The fuel shortage continues so we have not been out of Blantyre at the weekend for some weeks now. There have been a number of barbeques. Since the weather has been very hot we are swimming most days at the moment. Last weekend Sarah and I went up the Way of the Rosary and rather adventurously left the way-marked track and found our way straight down the side of the mountain to emerge opposite the Beehive site next to the secondary school. This week all the female volunteers had an evening at Zoe's flat where she cooked us chicken and pasta and we consumed considerable quantities of wine! We read magazines, watched TV and all had our hair restyled with Zoe's GHDs! Mitsidi baking club is still alive and well. This week we made Granny Boyd's biscuits, a sort of chocolate shortbread, and bread. The choir continues to practice on four lunchtimes each week. I am still having trouble getting my tongue around the Chichewa words. David will be away next Thursday for our Chichewa lesson so I have arranged with Paul, our teacher that he will go through the songs and tell me what they mean. I hope that if I understand them, I will remember them better! It is just as well that it is a CD we are making, not a DVD, at least no one will know that I am reading the words! There is a choir festival this weekend and I was looking forward to going despite the walk of four km each way, but unfortunately not enough people were able to go, largely for financial reasons as it apparently costs a couple of hundred kwacha each to go (roughly a days' wages) and most members are saving their spare cash to go to the studio to make the CD.

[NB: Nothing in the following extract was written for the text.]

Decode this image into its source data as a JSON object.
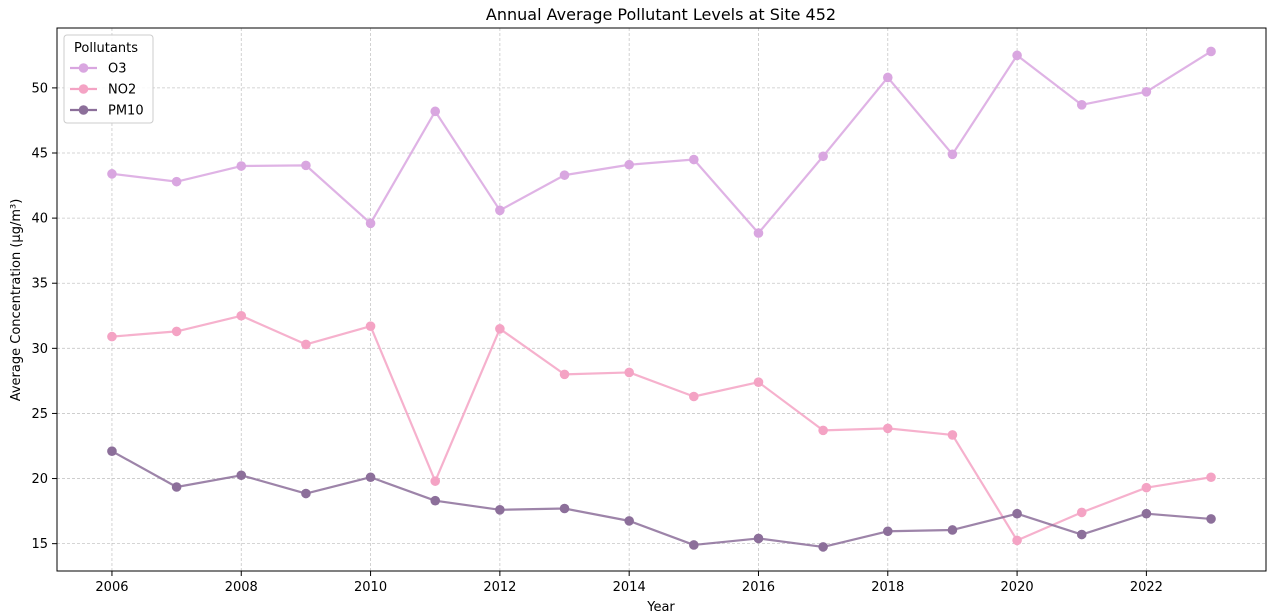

Oh! And the rains have come. Actually it is about a week since it rained during the day, but when it did it really poured. Proper rainy season rain! It has rained steadily through the night on two occasions. The local people are busy with their hoes, digging ridges to plant maize. It is still hot, but now it is humid as well. I am beginning to understand wht one of the phrases from my Chichewa lessons is 'You have a sweaty head'! I certainly have a sweaty head quite frequently. I have had my hair cut really short so that it sticks up in spikes on the top of my head. It took a bit of getting used to. Every time I looked in the mirror I wondered if it was really me, but now that it has been done for about six weeks I have got used to it and I like it! I had it done again this morning. It is certainly a bit cooler, which has to be a good thing.